Le ispezioni esaminate dalla Cedu sono avvenute tra il 2018 e il 2022, ma la Corte ritiene che le criticità siano dovute a un problema generale legato alle leggi e prassi in vigore, che “non forniscono sufficienti salvaguardie, perché la legalità, necessità e proporzionalità degli interventi non è soggetta a sufficiente scrutinio”. E ha respinto la difesa del governo, che aveva evidenziato come le verifiche puntino a combattere l’evasione discale e siano pianificate ogni anno in base alle linee guida dell’amministrazione fiscale e del ministero dell’Economia. Non solo: i ricorrenti, aveva sottolineato, avrebbero dovuto fare ricorso. Secondo i giudici “è cruciale” adottare specifiche misure per risolvere le criticità.
In primo luogo, dice la Cedu, il quadro normativo nazionale, se necessario attraverso le relative indicazioni di prassi amministrativa, dovrebbe indicare chiaramente le circostanze e le condizioni in cui le autorità sono autorizzate ad accedere ai locali e ad effettuare verifiche in loco e controlli fiscali nei locali commerciali e in quelli usati per le attività professionali. Nella sentenza i giudici evidenziano che i casi esaminati mostrano che il potere dell’Agenzia delle Entrate e della Guardia di Finanza di decidere sulla necessità, il numero, la durata e l’entità delle ispezioni e delle informazioni richieste e poi copiate o sequestrate non era regolamentato.
L’altra richiesta della Cedu è che la legislazione preveda che aziende e professionisti abbiano a disposizione un ricorso “efficace” affinché un giudice valuti se le autorità hanno rispettato i criteri e le restrizioni riguardanti le condizioni che giustificano le ispezioni e verifiche fiscali e la loro portata.
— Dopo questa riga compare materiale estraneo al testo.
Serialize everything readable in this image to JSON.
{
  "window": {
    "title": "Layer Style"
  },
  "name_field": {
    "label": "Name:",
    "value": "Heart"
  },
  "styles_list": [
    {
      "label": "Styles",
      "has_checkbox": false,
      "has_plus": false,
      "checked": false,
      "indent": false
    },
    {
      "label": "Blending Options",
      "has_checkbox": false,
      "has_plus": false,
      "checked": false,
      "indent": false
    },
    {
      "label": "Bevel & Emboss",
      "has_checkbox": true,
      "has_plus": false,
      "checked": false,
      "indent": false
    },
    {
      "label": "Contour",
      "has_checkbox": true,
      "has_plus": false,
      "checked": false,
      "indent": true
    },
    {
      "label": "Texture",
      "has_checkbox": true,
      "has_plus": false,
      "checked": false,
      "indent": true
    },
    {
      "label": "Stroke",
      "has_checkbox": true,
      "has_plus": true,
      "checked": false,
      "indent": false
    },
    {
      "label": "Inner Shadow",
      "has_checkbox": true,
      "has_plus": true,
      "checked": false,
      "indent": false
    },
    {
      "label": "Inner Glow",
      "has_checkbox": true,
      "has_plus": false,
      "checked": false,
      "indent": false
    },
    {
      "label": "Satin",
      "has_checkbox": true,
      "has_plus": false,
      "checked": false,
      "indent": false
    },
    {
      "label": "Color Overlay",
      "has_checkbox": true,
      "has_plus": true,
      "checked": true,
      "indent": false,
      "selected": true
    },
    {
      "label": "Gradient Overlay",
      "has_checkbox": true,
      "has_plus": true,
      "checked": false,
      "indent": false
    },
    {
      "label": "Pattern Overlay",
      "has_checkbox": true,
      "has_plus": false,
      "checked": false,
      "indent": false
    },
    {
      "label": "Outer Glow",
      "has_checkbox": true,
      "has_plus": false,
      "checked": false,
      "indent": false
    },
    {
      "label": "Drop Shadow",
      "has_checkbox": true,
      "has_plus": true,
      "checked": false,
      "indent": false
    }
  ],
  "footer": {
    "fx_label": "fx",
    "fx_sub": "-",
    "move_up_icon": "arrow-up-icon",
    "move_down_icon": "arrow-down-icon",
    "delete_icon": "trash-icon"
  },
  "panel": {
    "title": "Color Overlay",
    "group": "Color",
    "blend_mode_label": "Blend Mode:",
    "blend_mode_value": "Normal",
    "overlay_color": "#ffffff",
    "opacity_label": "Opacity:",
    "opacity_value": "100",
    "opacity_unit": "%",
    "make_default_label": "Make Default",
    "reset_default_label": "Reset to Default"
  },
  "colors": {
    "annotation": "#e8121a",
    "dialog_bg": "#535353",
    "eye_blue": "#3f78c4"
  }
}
La Corte specifica che la possibilità di fare ricorso non dovrebbe essere subordinata al fatto che le ispezioni e verifiche fiscali abbiano condotto a un avviso di accertamento fiscale, né debbano diventare disponibili solo quando il procedimento di accertamento fiscale è stato concluso. Se un contribuente ritiene che i pubblici ufficiali stiano agendo contro la legge, dovrebbe avere a disposizione “qualche forma di revisione vincolante prima che l’ispezione sia finalizzata”.
L’Italia è stata condannata a pagare 3.200 euro a ogni azienda che ha fatto ricorso a copertura del danno non pecuniario.